L’arrêté du 19 octobre 2020 précisant les conditions d’ouverture de droit des prestations maladie, maternité, invalidité, décès pour les journalistes professionnels rémunérés à la pige a été publié au Journal Officiel du 30 octobre 2020.

Il résulte de l’arrêté les conditions suivantes :

Accès aux Indemnités journalières de l’assurance maladie pendant les 6 premiers mois d’interruption ou allocations journalières de maternité :

Avoir perçu une rémunération au moins égale à 150 SMIC horaire au cours des trois mois civils ou des quatre-vingt-dix jours précédents.

Accès aux indemnités journalières de l’assurance maladie lorsque l’arrêt de travail se prolonge sans interruption au-delà du 6e mois :

Comme les autres salariés, le journaliste pigiste doit avoir été affilié depuis douze mois au jour de l’interruption de travail.

En outre, il doit avoir perçu une rémunération au moins égale à 600 SMIC horaire au cours des 12 mois civils ou des 365 jours précédant l’interruption de travail.

Accès au bénéfice de l’assurance invalidité :

Les mêmes conditions que ci-dessus sont à remplir par le journaliste pigiste c’est-à-dire qu’il doit être affilié depuis douze mois au premier jour du mois au cours duquel est survenue l’interruption de travail suivie d’invalidité ou la constatation de l’état d’invalidité résultant de l’usure prématurée de l’organisme.

En outre, il doit avoir perçu une rémunération au moins égale à 600 SMIC horaire au cours des 12 mois civils ou des 365 jours précédant l’interruption de travail.

Accès au bénéfice de l’assurance décès :

Le journaliste pigiste doit justifier à la date du décès d’une rémunération

  • soit d’au moins 60 SMIC horaire cours d’un mois civil ou de trente jours consécutifs ;
  • soit de 120 SMIC horaire pendant trois mois civils ou trois mois de date à date ;
  • soit de 400 SMIC horaire au cours de cette même année civile.

Disposition particulière pour les contrats à durée déterminée d’usage (CDDU)

Par ailleurs, en plus de l’adaptation des modalités d’accès du régime de droit commun, l’arrêté vise également l’article R. 313-7 du Code de la sécurité sociale (CSS) relatif aux « assurés appartenant aux professions à caractère saisonnier ou discontinu et qui ne remplissent pas les conditions de montant de cotisations ou de durée de travail prévues aux articles R. 313-3 à R. 313-6 ».

Les journalistes pigistes avec lesquels un contrat à durée déterminée d’usage (CDDU) est conclu au titre de l’article L.1242-2 du Code du travail peuvent bénéficier de l’ensemble des dispositifs énoncés plus haut dès lors qu’ils justifient d’une rémunération d’au moins 600 SMIC horaire au cours de douze mois civils ou de 365 jours consécutifs.

Calcul de l’indemnité journalière

L’arrêté du 30 octobre ne prévoit pas de modalités particulières de détermination des indemnités journalières.
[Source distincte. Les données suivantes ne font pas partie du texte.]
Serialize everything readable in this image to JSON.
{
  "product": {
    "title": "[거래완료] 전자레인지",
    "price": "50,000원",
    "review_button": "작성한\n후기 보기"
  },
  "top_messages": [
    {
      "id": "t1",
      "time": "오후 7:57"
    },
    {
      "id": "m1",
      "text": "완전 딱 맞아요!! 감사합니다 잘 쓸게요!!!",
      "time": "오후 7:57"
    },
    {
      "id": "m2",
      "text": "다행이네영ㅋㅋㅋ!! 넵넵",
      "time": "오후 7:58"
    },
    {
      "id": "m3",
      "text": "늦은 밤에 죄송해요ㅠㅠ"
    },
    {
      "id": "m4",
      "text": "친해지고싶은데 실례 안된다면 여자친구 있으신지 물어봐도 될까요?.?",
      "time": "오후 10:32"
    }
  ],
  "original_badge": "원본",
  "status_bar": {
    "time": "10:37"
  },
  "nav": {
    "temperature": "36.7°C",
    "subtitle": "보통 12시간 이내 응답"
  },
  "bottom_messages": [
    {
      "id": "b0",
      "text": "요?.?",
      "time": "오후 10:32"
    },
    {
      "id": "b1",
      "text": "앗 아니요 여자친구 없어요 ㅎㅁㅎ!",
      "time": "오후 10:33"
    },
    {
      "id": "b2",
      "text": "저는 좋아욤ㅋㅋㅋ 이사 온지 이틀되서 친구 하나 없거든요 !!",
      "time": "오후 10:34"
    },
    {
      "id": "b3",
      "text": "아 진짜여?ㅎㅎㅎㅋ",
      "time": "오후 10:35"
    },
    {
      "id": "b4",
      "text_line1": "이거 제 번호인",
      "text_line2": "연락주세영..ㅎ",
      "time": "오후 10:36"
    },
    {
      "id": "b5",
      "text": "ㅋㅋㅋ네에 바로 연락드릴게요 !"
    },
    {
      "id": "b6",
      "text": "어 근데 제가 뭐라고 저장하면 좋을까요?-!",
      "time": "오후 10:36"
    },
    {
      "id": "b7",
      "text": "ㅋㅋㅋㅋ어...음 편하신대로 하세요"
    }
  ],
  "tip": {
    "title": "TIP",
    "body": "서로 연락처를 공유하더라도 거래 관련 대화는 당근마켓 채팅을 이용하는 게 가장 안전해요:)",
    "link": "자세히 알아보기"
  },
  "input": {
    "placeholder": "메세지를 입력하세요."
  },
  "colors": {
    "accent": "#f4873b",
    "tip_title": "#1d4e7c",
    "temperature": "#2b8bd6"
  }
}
Elles correspondent à 50 % du salaire journalier de base.

Ce dernier correspond à :

  • 1/91,25 du montant des trois dernières paies des mois civils antérieurs à la date de l’interruption de travail lorsque le salaire ou le gain est réglé mensuellement
  • 1/84 du montant des six ou douze dernières paies des mois civils antérieurs à la date de l’interruption de travail suivant que le salaire ou le gain est réglé toutes les deux semaines ou chaque semaine ;
  • 1/365 du montant du salaire ou du gain des douze mois civils antérieurs à la date de l’interruption de travail, lorsque le travail n’est pas continu ou présente un caractère saisonnier.

La rémunération à retenir est celle qui sert d’assiette de calcul pour les cotisations sociales, et donc le cas échéant il s’agit du brut abattu, dans la limite d’un plafond égal à 1,8 fois SMIC en vigueur le dernier jour du mois civil précédant celui de l’interruption de travail et calculé, pour chaque paie prise en compte, pour un mois sur la base de la durée légale du travail.